"June 16, 2026, will go down in FIFA World Cup history." Gianni Infantino said it, and for once the triumphalism has numbers behind it.
Four matches. Four packed stadiums across New York, Boston, Kansas City, and San Francisco. A combined attendance of 281,223 — a single-day record in World Cup history. The tournament's final group-stage debutants took the field on Tuesday, and whatever you think of the expanded format, the seats were full and the noise was real.
The underdogs are doing their bit
The case for 48 teams has always rested on a simple premise: more nations means more stories. Cape Verde drawing with Spain is exactly the kind of result that justifies the argument. This isn't a minnow parking the bus and hanging on — it's a sign that the expanded pool has brought in sides capable of genuinely troubling established powers.
Several other underdogs have already caused problems for higher-ranked opponents. The critics who predicted a tournament full of 6-0 walkovers are, so far, eating those words.
None of that settled the broader debate about the format's long-term impact on football quality, and it shouldn't. But from a pure spectacle and market standpoint, the opening days have handed FIFA the early evidence it wanted.
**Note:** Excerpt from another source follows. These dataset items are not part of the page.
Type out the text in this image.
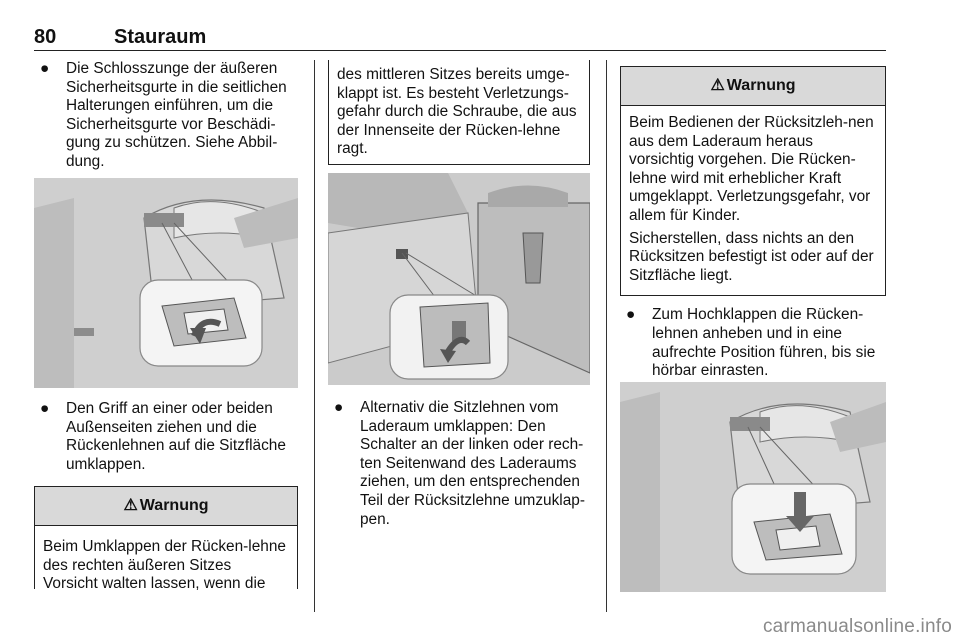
80	Stauraum
● Die Schlosszunge der äußeren Sicherheitsgurte in die seitlichen Halterungen einführen, um die Sicherheitsgurte vor Beschädi-gung zu schützen. Siehe Abbil-dung.
● Den Griff an einer oder beiden Außenseiten ziehen und die Rückenlehnen auf die Sitzfläche umklappen.
⚠ Warnung
Beim Umklappen der Rücken-lehne des rechten äußeren Sitzes Vorsicht walten lassen, wenn die
des mittleren Sitzes bereits umge-klappt ist. Es besteht Verletzungs-gefahr durch die Schraube, die aus der Innenseite der Rücken-lehne ragt.
● Alternativ die Sitzlehnen vom Laderaum umklappen: Den Schalter an der linken oder rech-ten Seitenwand des Laderaums ziehen, um den entsprechenden Teil der Rücksitzlehne umzuklap-pen.
⚠ Warnung

Beim Bedienen der Rücksitzleh-nen aus dem Laderaum heraus vorsichtig vorgehen. Die Rücken-lehne wird mit erheblicher Kraft umgeklappt. Verletzungsgefahr, vor allem für Kinder.

Sicherstellen, dass nichts an den Rücksitzen befestigt ist oder auf der Sitzfläche liegt.

● Zum Hochklappen die Rücken-lehnen anheben und in eine aufrechte Position führen, bis sie hörbar einrasten.
carmanualsonline.info
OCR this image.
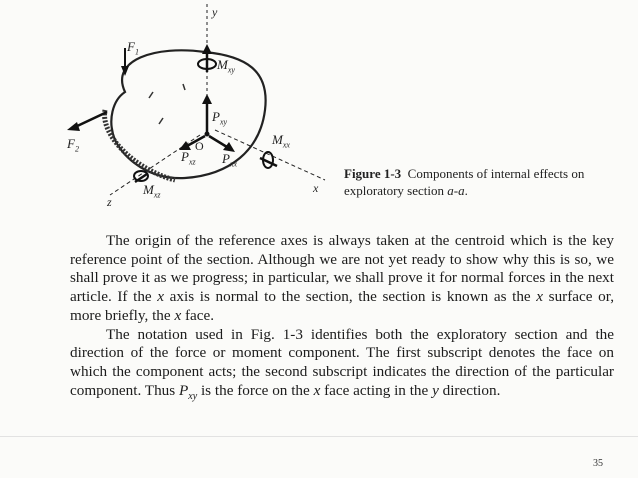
$F_1$
$F_2$
y
x
z
O
$M_{xy}$
$P_{xy}$
$M_{xx}$
$P_{xz}$ $P_{xx}$
$M_{xz}$
Figure 1-3 Components of internal effects on exploratory section a-a.

The origin of the reference axes is always taken at the centroid which is the key reference point of the section. Although we are not yet ready to show why this is so, we shall prove it as we progress; in particular, we shall prove it for normal forces in the next article. If the x axis is normal to the section, the section is known as the x surface or, more briefly, the x face.

The notation used in Fig. 1-3 identifies both the exploratory section and the direction of the force or moment component. The first subscript denotes the face on which the component acts; the second subscript indicates the direction of the particular component. Thus $P_{xy}$ is the force on the x face acting in the y direction.

35
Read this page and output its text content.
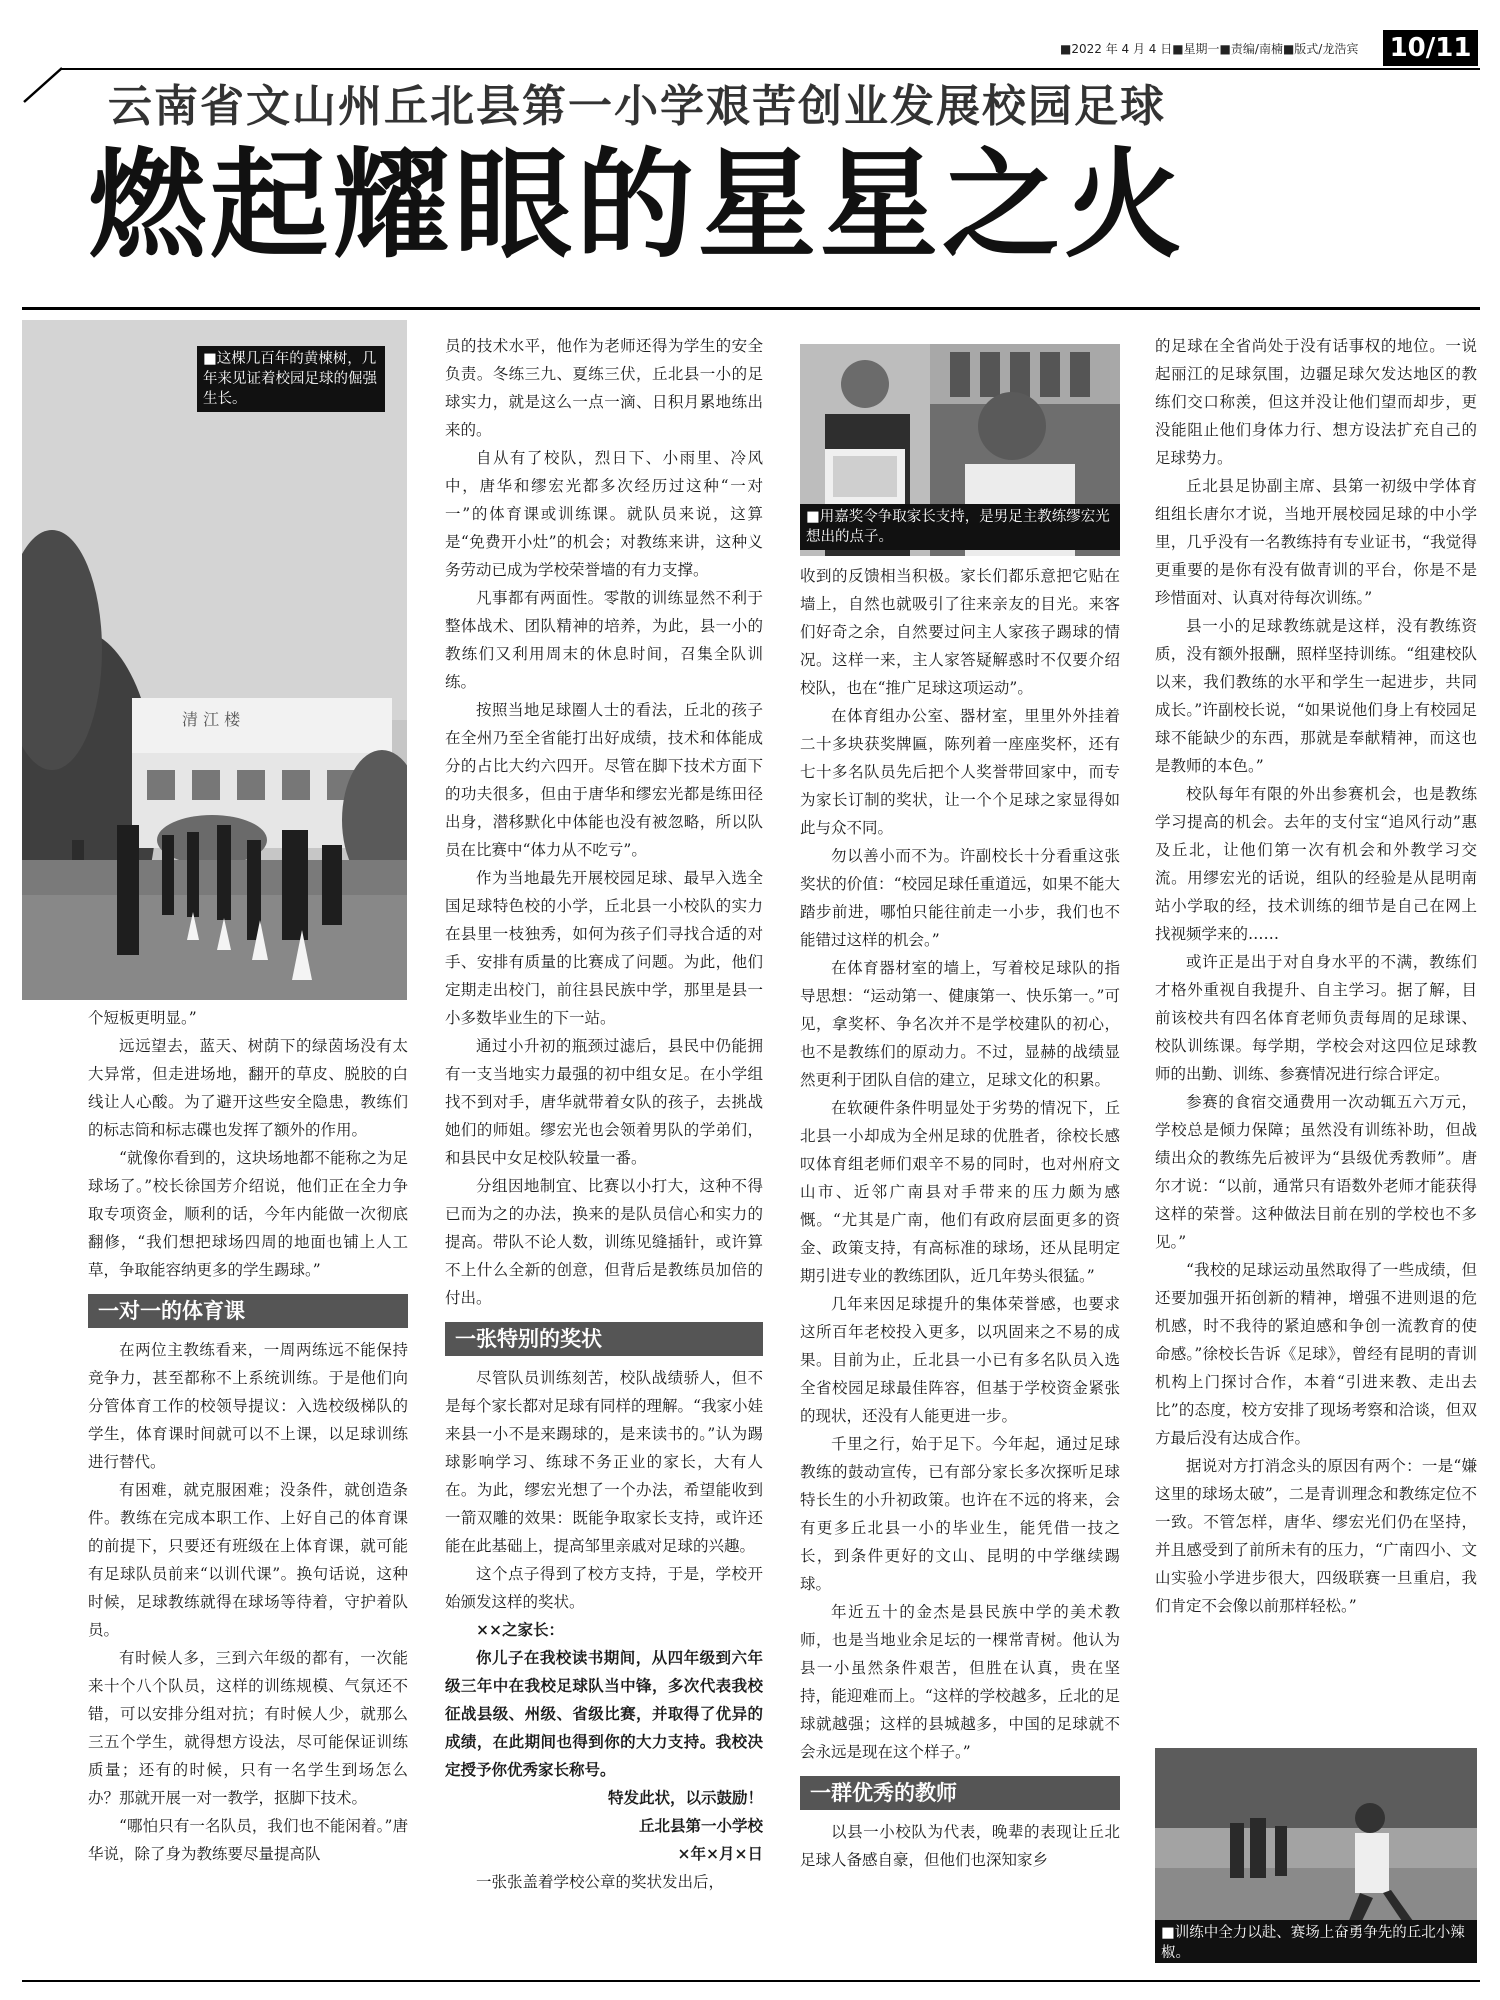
■2022 年 4 月 4 日■星期一■责编/南楠■版式/龙浩宾	10/11
云南省文山州丘北县第一小学艰苦创业发展校园足球
燃起耀眼的星星之火
清 江 楼
■这棵几百年的黄楝树，几年来见证着校园足球的倔强生长。

个短板更明显。”

远远望去，蓝天、树荫下的绿茵场没有太大异常，但走进场地，翻开的草皮、脱胶的白线让人心酸。为了避开这些安全隐患，教练们的标志筒和标志碟也发挥了额外的作用。

“就像你看到的，这块场地都不能称之为足球场了。”校长徐国芳介绍说，他们正在全力争取专项资金，顺利的话，今年内能做一次彻底翻修，“我们想把球场四周的地面也铺上人工草，争取能容纳更多的学生踢球。”

一对一的体育课

在两位主教练看来，一周两练远不能保持竞争力，甚至都称不上系统训练。于是他们向分管体育工作的校领导提议：入选校级梯队的学生，体育课时间就可以不上课，以足球训练进行替代。

有困难，就克服困难；没条件，就创造条件。教练在完成本职工作、上好自己的体育课的前提下，只要还有班级在上体育课，就可能有足球队员前来“以训代课”。换句话说，这种时候，足球教练就得在球场等待着，守护着队员。

有时候人多，三到六年级的都有，一次能来十个八个队员，这样的训练规模、气氛还不错，可以安排分组对抗；有时候人少，就那么三五个学生，就得想方设法，尽可能保证训练质量；还有的时候，只有一名学生到场怎么办？那就开展一对一教学，抠脚下技术。

“哪怕只有一名队员，我们也不能闲着。”唐华说，除了身为教练要尽量提高队

员的技术水平，他作为老师还得为学生的安全负责。冬练三九、夏练三伏，丘北县一小的足球实力，就是这么一点一滴、日积月累地练出来的。

自从有了校队，烈日下、小雨里、冷风中，唐华和缪宏光都多次经历过这种“一对一”的体育课或训练课。就队员来说，这算是“免费开小灶”的机会；对教练来讲，这种义务劳动已成为学校荣誉墙的有力支撑。

凡事都有两面性。零散的训练显然不利于整体战术、团队精神的培养，为此，县一小的教练们又利用周末的休息时间，召集全队训练。

按照当地足球圈人士的看法，丘北的孩子在全州乃至全省能打出好成绩，技术和体能成分的占比大约六四开。尽管在脚下技术方面下的功夫很多，但由于唐华和缪宏光都是练田径出身，潜移默化中体能也没有被忽略，所以队员在比赛中“体力从不吃亏”。

作为当地最先开展校园足球、最早入选全国足球特色校的小学，丘北县一小校队的实力在县里一枝独秀，如何为孩子们寻找合适的对手、安排有质量的比赛成了问题。为此，他们定期走出校门，前往县民族中学，那里是县一小多数毕业生的下一站。

通过小升初的瓶颈过滤后，县民中仍能拥有一支当地实力最强的初中组女足。在小学组找不到对手，唐华就带着女队的孩子，去挑战她们的师姐。缪宏光也会领着男队的学弟们，和县民中女足校队较量一番。

分组因地制宜、比赛以小打大，这种不得已而为之的办法，换来的是队员信心和实力的提高。带队不论人数，训练见缝插针，或许算不上什么全新的创意，但背后是教练员加倍的付出。

一张特别的奖状

尽管队员训练刻苦，校队战绩骄人，但不是每个家长都对足球有同样的理解。“我家小娃来县一小不是来踢球的，是来读书的。”认为踢球影响学习、练球不务正业的家长，大有人在。为此，缪宏光想了一个办法，希望能收到一箭双雕的效果：既能争取家长支持，或许还能在此基础上，提高邹里亲戚对足球的兴趣。

这个点子得到了校方支持，于是，学校开始颁发这样的奖状。

××之家长：

你儿子在我校读书期间，从四年级到六年级三年中在我校足球队当中锋，多次代表我校征战县级、州级、省级比赛，并取得了优异的成绩，在此期间也得到你的大力支持。我校决定授予你优秀家长称号。

特发此状，以示鼓励！

丘北县第一小学校

×年×月×日

一张张盖着学校公章的奖状发出后，

■用嘉奖令争取家长支持，是男足主教练缪宏光想出的点子。

收到的反馈相当积极。家长们都乐意把它贴在墙上，自然也就吸引了往来亲友的目光。来客们好奇之余，自然要过问主人家孩子踢球的情况。这样一来，主人家答疑解惑时不仅要介绍校队，也在“推广足球这项运动”。

在体育组办公室、器材室，里里外外挂着二十多块获奖牌匾，陈列着一座座奖杯，还有七十多名队员先后把个人奖誉带回家中，而专为家长订制的奖状，让一个个足球之家显得如此与众不同。

勿以善小而不为。许副校长十分看重这张奖状的价值：“校园足球任重道远，如果不能大踏步前进，哪怕只能往前走一小步，我们也不能错过这样的机会。”

在体育器材室的墙上，写着校足球队的指导思想：“运动第一、健康第一、快乐第一。”可见，拿奖杯、争名次并不是学校建队的初心，也不是教练们的原动力。不过，显赫的战绩显然更利于团队自信的建立，足球文化的积累。

在软硬件条件明显处于劣势的情况下，丘北县一小却成为全州足球的优胜者，徐校长感叹体育组老师们艰辛不易的同时，也对州府文山市、近邻广南县对手带来的压力颇为感慨。“尤其是广南，他们有政府层面更多的资金、政策支持，有高标准的球场，还从昆明定期引进专业的教练团队，近几年势头很猛。”

几年来因足球提升的集体荣誉感，也要求这所百年老校投入更多，以巩固来之不易的成果。目前为止，丘北县一小已有多名队员入选全省校园足球最佳阵容，但基于学校资金紧张的现状，还没有人能更进一步。

千里之行，始于足下。今年起，通过足球教练的鼓动宣传，已有部分家长多次探听足球特长生的小升初政策。也许在不远的将来，会有更多丘北县一小的毕业生，能凭借一技之长，到条件更好的文山、昆明的中学继续踢球。

年近五十的金杰是县民族中学的美术教师，也是当地业余足坛的一棵常青树。他认为县一小虽然条件艰苦，但胜在认真，贵在坚持，能迎难而上。“这样的学校越多，丘北的足球就越强；这样的县城越多，中国的足球就不会永远是现在这个样子。”

一群优秀的教师

以县一小校队为代表，晚辈的表现让丘北足球人备感自豪，但他们也深知家乡

的足球在全省尚处于没有话事权的地位。一说起丽江的足球氛围，边疆足球欠发达地区的教练们交口称羡，但这并没让他们望而却步，更没能阻止他们身体力行、想方设法扩充自己的足球势力。

丘北县足协副主席、县第一初级中学体育组组长唐尔才说，当地开展校园足球的中小学里，几乎没有一名教练持有专业证书，“我觉得更重要的是你有没有做青训的平台，你是不是珍惜面对、认真对待每次训练。”

县一小的足球教练就是这样，没有教练资质，没有额外报酬，照样坚持训练。“组建校队以来，我们教练的水平和学生一起进步，共同成长。”许副校长说，“如果说他们身上有校园足球不能缺少的东西，那就是奉献精神，而这也是教师的本色。”

校队每年有限的外出参赛机会，也是教练学习提高的机会。去年的支付宝“追风行动”惠及丘北，让他们第一次有机会和外教学习交流。用缪宏光的话说，组队的经验是从昆明南站小学取的经，技术训练的细节是自己在网上找视频学来的……

或许正是出于对自身水平的不满，教练们才格外重视自我提升、自主学习。据了解，目前该校共有四名体育老师负责每周的足球课、校队训练课。每学期，学校会对这四位足球教师的出勤、训练、参赛情况进行综合评定。

参赛的食宿交通费用一次动辄五六万元，学校总是倾力保障；虽然没有训练补助，但战绩出众的教练先后被评为“县级优秀教师”。唐尔才说：“以前，通常只有语数外老师才能获得这样的荣誉。这种做法目前在别的学校也不多见。”

“我校的足球运动虽然取得了一些成绩，但还要加强开拓创新的精神，增强不进则退的危机感，时不我待的紧迫感和争创一流教育的使命感。”徐校长告诉《足球》，曾经有昆明的青训机构上门探讨合作，本着“引进来教、走出去比”的态度，校方安排了现场考察和洽谈，但双方最后没有达成合作。

据说对方打消念头的原因有两个：一是“嫌这里的球场太破”，二是青训理念和教练定位不一致。不管怎样，唐华、缪宏光们仍在坚持，并且感受到了前所未有的压力，“广南四小、文山实验小学进步很大，四级联赛一旦重启，我们肯定不会像以前那样轻松。”

■训练中全力以赴、赛场上奋勇争先的丘北小辣椒。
Those attendance figures shift the conversation — outright odds on any team benefiting from a supposedly weaker group just got a little harder to dismiss as easy points.
What comes next could be even bigger
Lurking in the background is CONMEBOL's proposal to expand the competition even further in future editions. FIFA is keeping that discussion on ice for now, sensibly letting this tournament prove itself before committing to the next step.
The hydration breaks — another flashpoint before the tournament kicked off — have been a non-issue in practice. Triggered at 32°C or above and affecting the vast majority of matches, the three-minute stoppages come with all time added back at the end of each half. It's a procedure, not a controversy.
The final verdict on whether 48 teams actually improves the World Cup won't come until the knockout rounds reveal whether the group stage produced genuinely worthy qualifiers. But on day one, 281,223 people showed up and made their feelings clear.